A Salesforce engineer will help companies build and improve Salesforce to specifically tailor it to their CRM needs. They can help integrate third-party apps and fix any bugs that will inevitably pop up. To become a Salesforce engineer, you should have knowledge of Java or C#, while there’s also a special Salesforce language called Apex.

Unsurprisingly, a highly specific role with so much demand comes with a high median salary: $115,000 nationwide.

10. Automation Engineer

The future of quality assurance (QA) in tech is automation. No. 10 on our list is the role of an automation engineer, who works across engineering teams to find problems and issues and fixes them through automation.

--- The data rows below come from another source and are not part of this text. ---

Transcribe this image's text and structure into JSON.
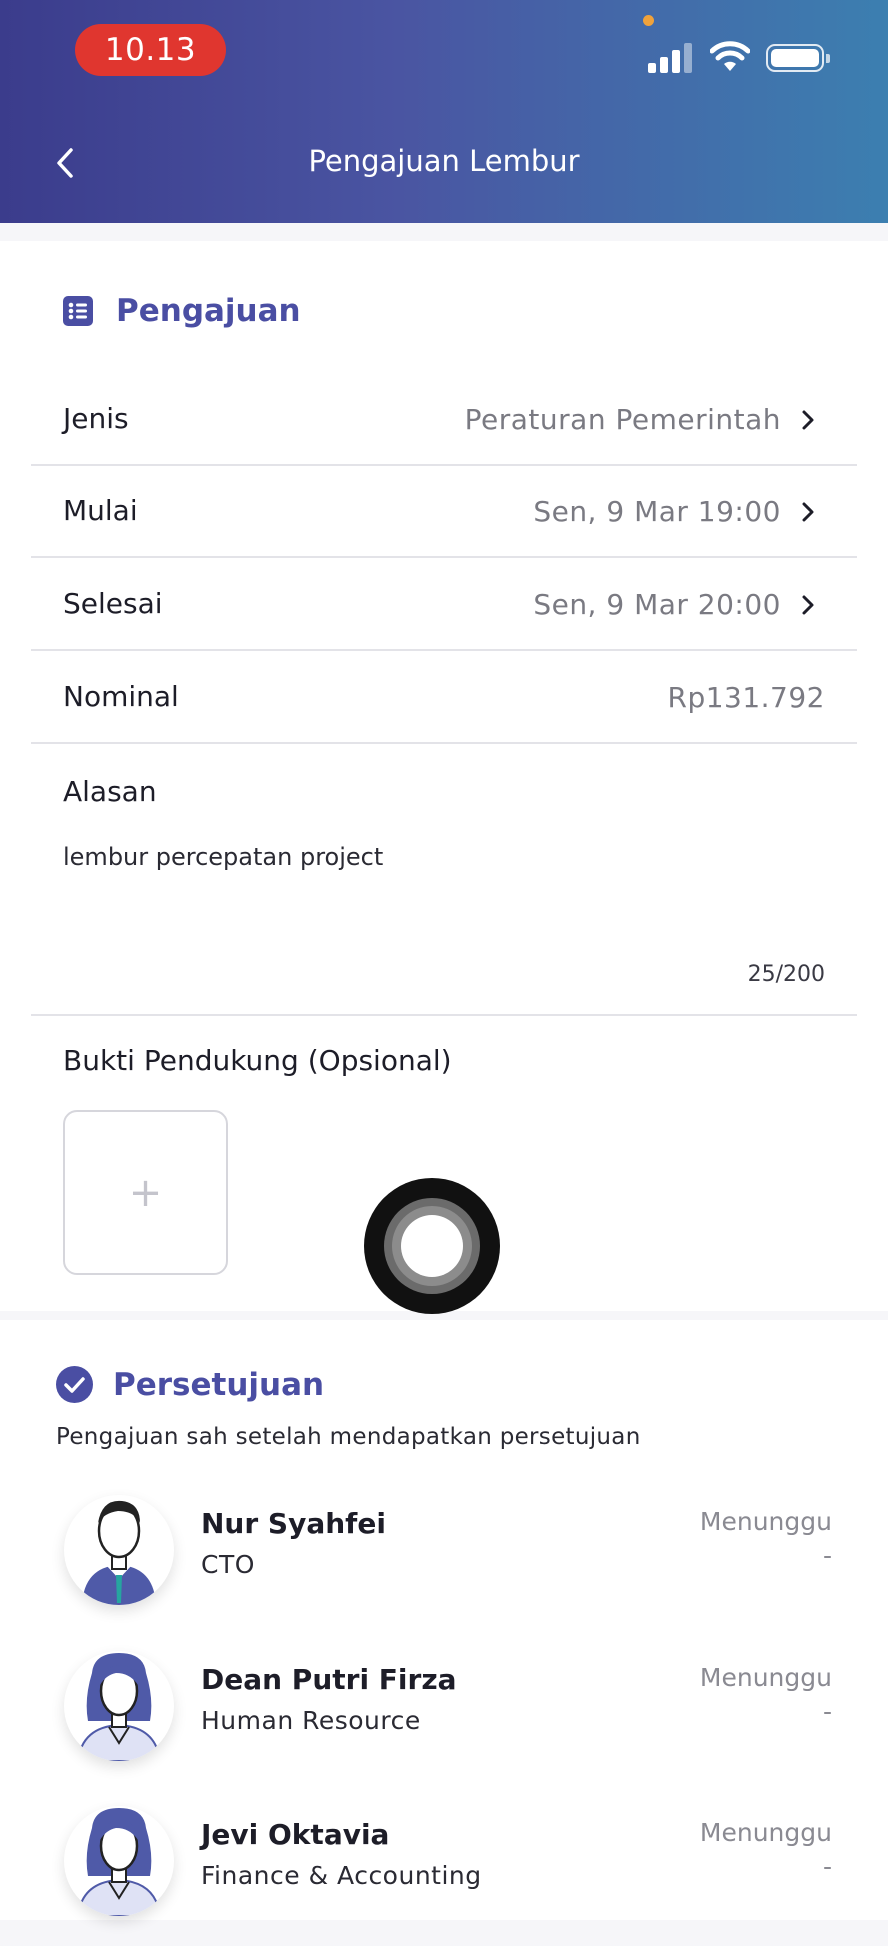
{
  "status_bar": {
    "time": "10.13"
  },
  "header": {
    "title": "Pengajuan Lembur"
  },
  "pengajuan": {
    "section_title": "Pengajuan",
    "rows": [
      {
        "label": "Jenis",
        "value": "Peraturan Pemerintah"
      },
      {
        "label": "Mulai",
        "value": "Sen, 9 Mar 19:00"
      },
      {
        "label": "Selesai",
        "value": "Sen, 9 Mar 20:00"
      },
      {
        "label": "Nominal",
        "value": "Rp131.792"
      }
    ],
    "alasan": {
      "label": "Alasan",
      "text": "lembur percepatan project",
      "counter": "25/200"
    },
    "bukti": {
      "label": "Bukti Pendukung (Opsional)",
      "add_symbol": "+"
    }
  },
  "persetujuan": {
    "section_title": "Persetujuan",
    "subtitle": "Pengajuan sah setelah mendapatkan persetujuan",
    "approvers": [
      {
        "name": "Nur Syahfei",
        "role": "CTO",
        "status": "Menunggu",
        "date": "-"
      },
      {
        "name": "Dean Putri Firza",
        "role": "Human Resource",
        "status": "Menunggu",
        "date": "-"
      },
      {
        "name": "Jevi Oktavia",
        "role": "Finance & Accounting",
        "status": "Menunggu",
        "date": "-"
      }
    ]
  },
  "colors": {
    "accent": "#4a4ea3",
    "status_pill": "#e0362f",
    "header_gradient_start": "#3b3c8c",
    "header_gradient_end": "#3c7fb0"
  },
  "icons": [
    "back-arrow-icon",
    "list-icon",
    "chevron-right-icon",
    "check-circle-icon",
    "plus-icon",
    "signal-icon",
    "wifi-icon",
    "battery-icon"
  ]
}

An automation engineer will look across a company’s engineering structure to find opportunities for automation, while also continuing to QA new tech shipments and upgrades. Automation engineers should have some knowledge of an automation testing software, some of which include LambdaTest, Rainforest, and Cypress.

On average, automation engineers make just over $100,000. If you’re already a QA engineer, it’s important to pick up some automation knowledge so you’re not left behind as the role changes.

Methodology

To figure out the 10 most in-demand tech jobs of 2022, Coding Dojo defined a tech job as someone who is a technician in their role while supporting, building, or maintaining software, websites, or other computer programs. Each job was given a score based on their ranking from these sources:

From there, each score was scaled based on the range of each category and all three scores were totaled up for each role to give us our top list.